Desde las orillas del Lidoire hasta el pie de la colina, ese es el verdadero viaje.


En el primer piso, se entra en la habitación donde iba a dormir «para estar solo».


Para sustraerse, escribió tan admirablemente, «de la dominación de lo civil y de lo religioso, de lo conyugal y de lo filial».


El núcleo está en la célula, el embrión está en el óvulo, el feto en su bolsa. Cuando el bebé se convierte en niño, el espacio en el que se encuentra se convierte en el caparazón del cráneo donde la psique, aún informe, y maleable, y exuberante, habita. Las paredes son su piel. Quien entra sin avisar en la habitación en la que se encuentra el niño viola al niño. Lo mismo ocurre con la habitación donde el escritor escribe.


El nido de la golondrina es también ella misma, forrado con su saliva.


El garitón, la cabina con techo cónico a lo largo del muro de la vieja torre, es el nido de la golondrina —no la biblioteca, de la que es la proyección. Es la proa que se adentra en el silencio, frente al hogar.


Montaigne llamaba «gardesas» [gentilicio de los habitantes del departamento del Gard, en el su de Francia]a sus colecciones de annotatio (en latín clásico habríamos dicho sus colecciones de excerptio).


Mis pequeñas carpetas rojas, sobre la estantería, eran una prolongación de los tres álamos negros.


En lo más alto de la casa del Yonne hay una habitación extremadamente pequeña y abuhardillada. La cama es muy estrecha, de ochenta centímetros de ancho. No hay más que unos pocos ladrillos en el suelo que forman un pavimento descuidado. Las paredes están desnudas. También las vigas, las he dejado grasientas de hollín, con olor a humo, y desnudas. Eso es todo. La «mesilla de noche» no es más que el ladrillo que sobresale de la pared, y sobre él coloco lo que queda de mí: una memoria USB. Porque eso es lo que quedará de mí. Me digo: «¡Mi vida fue menos voluminosa que un cráneo! ¡Incluso el pico de un cuervo podría haberla contenido!». Los pétalos de una anémona habrían bastado para empaquetarla. Lo más bonito, en el minúsculo altillo, es la bombilla redonda que cuelga e ilumina las páginas —sustituida con las primeras luces del alba por la ventana velux sobre el cabecero de la cama, a través de la cual el sol cae verticalmente. Ocurre, a menudo, que el alma se olvida de apagar la bombilla cuando todo está inundado de luz. Hay que tener cuidado, pero entonces no se está muy lejos del otro mundo. Nunca se está muy lejos ni del otro mundo, ni del otro tiempo. A veces me olvido de sentir lo feliz que era en brazos de quien amaba. A veces me olvido de la intensa fidelidad corporal que es la esencia del amor y que se remonta tan lejos. Que es la esencia de la intimidad extrema. Que es la esencia de la audacia repentina. Porque toda audacia animal, resquicial, se remonta al jardín salvaje del paraíso.

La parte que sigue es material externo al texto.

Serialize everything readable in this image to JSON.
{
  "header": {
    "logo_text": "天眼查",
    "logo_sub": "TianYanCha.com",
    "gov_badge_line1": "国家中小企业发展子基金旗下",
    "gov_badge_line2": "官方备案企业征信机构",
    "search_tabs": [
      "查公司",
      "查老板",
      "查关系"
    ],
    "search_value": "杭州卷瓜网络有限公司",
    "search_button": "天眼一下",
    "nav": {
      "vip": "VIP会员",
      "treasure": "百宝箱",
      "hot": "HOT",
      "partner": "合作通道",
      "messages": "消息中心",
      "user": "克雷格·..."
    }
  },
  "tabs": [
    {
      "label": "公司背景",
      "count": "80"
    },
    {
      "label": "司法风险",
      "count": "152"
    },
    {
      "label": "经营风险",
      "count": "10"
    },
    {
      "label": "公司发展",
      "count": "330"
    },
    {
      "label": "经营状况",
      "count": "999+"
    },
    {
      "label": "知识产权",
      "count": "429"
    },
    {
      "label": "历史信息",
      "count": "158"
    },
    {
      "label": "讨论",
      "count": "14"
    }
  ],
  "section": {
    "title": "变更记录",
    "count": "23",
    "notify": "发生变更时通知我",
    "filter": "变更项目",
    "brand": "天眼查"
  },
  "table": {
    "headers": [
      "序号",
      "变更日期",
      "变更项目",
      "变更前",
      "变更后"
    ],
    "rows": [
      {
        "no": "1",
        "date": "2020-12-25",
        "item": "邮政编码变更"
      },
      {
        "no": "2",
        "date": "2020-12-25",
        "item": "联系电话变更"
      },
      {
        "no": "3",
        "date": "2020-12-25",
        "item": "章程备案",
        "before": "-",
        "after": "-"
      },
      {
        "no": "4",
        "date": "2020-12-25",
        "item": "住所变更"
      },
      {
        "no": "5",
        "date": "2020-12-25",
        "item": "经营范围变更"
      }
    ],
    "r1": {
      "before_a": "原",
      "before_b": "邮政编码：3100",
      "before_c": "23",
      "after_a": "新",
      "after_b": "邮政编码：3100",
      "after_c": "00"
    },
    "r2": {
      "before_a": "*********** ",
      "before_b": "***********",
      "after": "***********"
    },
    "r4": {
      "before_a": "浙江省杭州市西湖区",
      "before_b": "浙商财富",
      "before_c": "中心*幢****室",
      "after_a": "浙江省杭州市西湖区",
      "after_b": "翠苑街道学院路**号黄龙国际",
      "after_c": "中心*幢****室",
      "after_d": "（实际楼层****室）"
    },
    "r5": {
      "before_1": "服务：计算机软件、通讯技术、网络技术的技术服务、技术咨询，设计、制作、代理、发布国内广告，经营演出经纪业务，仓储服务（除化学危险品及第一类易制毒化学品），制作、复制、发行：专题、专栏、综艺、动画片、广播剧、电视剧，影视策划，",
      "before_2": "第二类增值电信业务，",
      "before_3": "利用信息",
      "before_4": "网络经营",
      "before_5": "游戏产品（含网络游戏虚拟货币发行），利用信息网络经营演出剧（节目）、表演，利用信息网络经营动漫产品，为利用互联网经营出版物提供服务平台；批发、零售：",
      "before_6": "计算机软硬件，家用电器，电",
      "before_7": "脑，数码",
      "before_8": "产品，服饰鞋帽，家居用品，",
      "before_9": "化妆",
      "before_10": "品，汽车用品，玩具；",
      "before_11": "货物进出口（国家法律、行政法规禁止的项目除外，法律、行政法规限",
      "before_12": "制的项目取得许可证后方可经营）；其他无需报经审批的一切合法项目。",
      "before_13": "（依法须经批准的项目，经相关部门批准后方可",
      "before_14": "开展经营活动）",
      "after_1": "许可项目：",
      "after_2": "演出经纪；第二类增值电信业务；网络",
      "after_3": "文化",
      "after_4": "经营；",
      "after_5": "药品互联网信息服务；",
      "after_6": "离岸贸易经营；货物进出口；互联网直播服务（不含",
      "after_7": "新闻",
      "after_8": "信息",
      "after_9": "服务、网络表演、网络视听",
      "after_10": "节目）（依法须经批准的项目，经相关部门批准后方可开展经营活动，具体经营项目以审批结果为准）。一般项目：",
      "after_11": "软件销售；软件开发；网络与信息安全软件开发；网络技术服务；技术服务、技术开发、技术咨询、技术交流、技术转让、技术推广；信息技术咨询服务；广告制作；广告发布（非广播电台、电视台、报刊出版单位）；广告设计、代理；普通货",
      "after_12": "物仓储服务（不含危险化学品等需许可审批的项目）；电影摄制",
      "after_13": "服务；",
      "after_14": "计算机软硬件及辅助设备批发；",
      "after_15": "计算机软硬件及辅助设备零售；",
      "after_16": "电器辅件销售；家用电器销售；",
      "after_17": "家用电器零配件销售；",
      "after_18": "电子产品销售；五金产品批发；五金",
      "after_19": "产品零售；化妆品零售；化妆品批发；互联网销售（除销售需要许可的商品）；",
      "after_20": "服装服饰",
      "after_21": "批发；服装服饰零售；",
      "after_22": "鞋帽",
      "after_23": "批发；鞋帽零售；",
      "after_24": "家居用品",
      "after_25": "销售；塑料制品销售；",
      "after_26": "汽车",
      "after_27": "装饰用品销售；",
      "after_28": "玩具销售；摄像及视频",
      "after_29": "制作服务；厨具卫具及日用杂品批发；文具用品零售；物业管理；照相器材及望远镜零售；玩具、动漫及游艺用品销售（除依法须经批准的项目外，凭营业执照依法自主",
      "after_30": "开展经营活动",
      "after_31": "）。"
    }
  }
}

En el segundo piso, todo es redondo. Un nido extraño. Es como el círculo de Stonehenge, en Wiltshire, al norte de Salisbury. Hay dos vigas unidas por doce viguetas. OUK KATALAMBANÔ. Esto es lo que está escrito en una de ellas, en letras griegas mayúsculas. (Esto es lo que dice: «No llego a ninguna conclusión»). Hizo grabar estas dos palabras en la vigueta de madera de castaño con los caracteres de una lengua que él mismo no entiende. Hizo grabar esta sentencia en memoria de un amigo que lo entendía todo, originario de Sarlat, y al que traicionó. Su recuerdo es un perpetuo remordimiento. Es un extraño Vía Crucis, en el que se va de imagen en imagen bajo las figuras de la Pasión. Así es como camina bajo los muertos que cita.


2. Este monstruo de la simiente


Nació en la «montaña» de La Mòta de Mont Ravèl, por encima de la Dordoña, a una legua de la Gironda y del puerto de Burdeos. El estudio de este pequeño judío portugués, llamado Eyquem, que es el antiguo nombre transcrito en caracteres latinos de loachim en hebreo, que era el nombre del padre de la Virgen María —virgen tres veces: virgo ante partum, virgo in partu, virgo post partum— y que se añadió a sí mismo este hermoso nombre, tan taoísta, de «Montaigne», para firmar sus libros, en lo alto de su torre, rodeada por sus cuatro estrechos muros, encima del establo de su castillo, en medio del bosque, entre las arboledas de castaños y de cedros, en el punto más alto de los viñedos bordeleses.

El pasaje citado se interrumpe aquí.